DomVault extraction runtime with session identity, residential proxy orchestration, challenge auto-solving, and warm session caching.
Project description
DomVault 1.0.0
DomVault is a production-grade extraction runtime for protected, modern websites. It captures page evidence, preserves session identity, routes through residential proxy leases, solves supported challenge families in-place, and emits a structured manifest for downstream reconstruction workflows.
This package is the extraction boundary only. It does not ship discovery, ranking, vault curation, or code-generation systems. Its job is to get into the page cleanly, extract high-fidelity artifacts, and explain exactly how it did so.
Unified Core Advantage
DomVault ships as a Unified Core runtime: one install with browser-capable anti-bot extraction ready out of the box.
What this means:
- No browser extras split for Playwright, Camoufox, Patchright, or Scrapling.
- Protected-target posture is available immediately after install.
- Escalation between HTTP and browser transports is policy-gated and fully observable.
Competitive position:
- DomVault intentionally accepts a heavier runtime footprint to maximize first-run success on protected targets.
- Tuning happens through runtime policy knobs, not through post-install dependency surgery.
Architecture
DomVault 1.0.0 is packaged as a standard src/domvault Python library with deterministic runtime contracts.
Key architectural points:
- Canonical Layout:
src/domvaultis the packaging and import root. - Runtime Discipline: Browser backends start only when selected by routing or explicit fallback policy.
- Dependency Hygiene: Runtime dependencies stay in core packaging; tooling stays in dev channels.

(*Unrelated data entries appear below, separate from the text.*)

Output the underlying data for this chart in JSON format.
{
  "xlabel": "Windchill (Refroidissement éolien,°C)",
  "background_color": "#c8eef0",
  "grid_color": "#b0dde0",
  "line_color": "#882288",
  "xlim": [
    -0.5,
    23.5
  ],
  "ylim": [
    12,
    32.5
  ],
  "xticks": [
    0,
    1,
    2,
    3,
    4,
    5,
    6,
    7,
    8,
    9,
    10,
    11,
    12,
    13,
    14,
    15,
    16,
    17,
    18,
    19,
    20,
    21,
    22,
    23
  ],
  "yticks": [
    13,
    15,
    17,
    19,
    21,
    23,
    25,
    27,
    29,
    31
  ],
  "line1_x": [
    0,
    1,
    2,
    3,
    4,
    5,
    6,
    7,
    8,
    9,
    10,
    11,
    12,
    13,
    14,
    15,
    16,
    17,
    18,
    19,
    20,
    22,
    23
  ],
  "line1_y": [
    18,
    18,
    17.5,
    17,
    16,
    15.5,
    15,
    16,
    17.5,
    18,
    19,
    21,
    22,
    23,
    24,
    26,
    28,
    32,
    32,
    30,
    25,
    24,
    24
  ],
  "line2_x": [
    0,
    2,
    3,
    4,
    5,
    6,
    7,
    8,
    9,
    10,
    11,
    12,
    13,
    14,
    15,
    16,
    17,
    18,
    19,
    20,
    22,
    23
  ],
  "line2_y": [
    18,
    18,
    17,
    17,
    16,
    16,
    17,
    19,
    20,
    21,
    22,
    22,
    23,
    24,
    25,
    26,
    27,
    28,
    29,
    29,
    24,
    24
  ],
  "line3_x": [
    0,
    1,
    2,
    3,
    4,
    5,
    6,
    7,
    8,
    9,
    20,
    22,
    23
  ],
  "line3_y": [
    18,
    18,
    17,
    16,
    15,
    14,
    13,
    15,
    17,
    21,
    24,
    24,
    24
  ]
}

- Python 3.12+ Compatibility: Metadata and typing are aligned for modern Python versions.
DomVault Features
Session Identity
Each run is bound to a typed SessionIdentity that carries:
- transport profile
- browser profile
- locale and timezone
- viewport
- cookie jar
- solver history
- proxy lease affinity
DomVault keeps browser and HTTP transport aligned to the same logical identity unless policy explicitly rotates it.
Residential Proxy Orchestrator
Protected-mode traffic is routed through a leased proxy identity with:
- sticky session semantics
- leak-control policy enforcement
- DNS-via-proxy preference
- WebRTC blocking for browser paths
- lease scoring, challenge penalties, and ejection thresholds
Challenge Auto-Solving
DomVault detects and routes supported challenge families with explicit policy:
- Cloudflare Turnstile: solve in place when configured
- DataDome: solve in place and reapply session cookies
- Kasada: rotate identity instead of pretending a token flow is safe
Solver providers are environment-driven and provider-ordered. The runtime records which provider was attempted, which one succeeded, and when identity rotation was required instead.
Warm Session Caching
Successful sessions are stored domain-by-domain with:
- browser cookies
- local storage values
- proxy affinity hints
- prior challenge outcomes
- preferred backend/provider history
When a repeat domain is captured, DomVault attempts to restore a warm identity before starting cold. Poisoned or stale sessions are excluded automatically.
Explainable Extraction Provenance
Every capture emits provenance describing:
- transport backend used
- session identity id
- transport profile id
- proxy lease behavior
- challenge routing decisions
- solver provider results
- fallback and degradation reasons
The output is intended to be auditable, not magical.
Installation
Install the runtime package:
pip install .
For development:
pip install -e .
Runtime Tuning Knobs
Unified Core keeps browser capabilities installed by default. You can tune runtime cost and behavior with policy controls:
DOMVAULT_ENABLE_CAMOUFOX_FALLBACK: enable or disable Camoufox fallback attempts.DOMVAULT_ENABLE_PATCHRIGHT_FALLBACK: enable or disable Patchright compatibility fallback.DOMVAULT_CAMOUFOX_TIMEOUT_MSandDOMVAULT_PATCHRIGHT_TIMEOUT_MS: bound browser escalation cost.DOMVAULT_BACKEND_CAMOUFOX_HEADLESSandDOMVAULT_BACKEND_CAMOUFOX_VIRTUAL_DISPLAY: control execution mode.DOMVAULT_TRANSPORT_PROXY_PROTECTED_MODEand related proxy settings: harden protected-target routing.
Public API
DomVault exposes a stable top-level API. Consumers should not need to import from internal modules for normal usage.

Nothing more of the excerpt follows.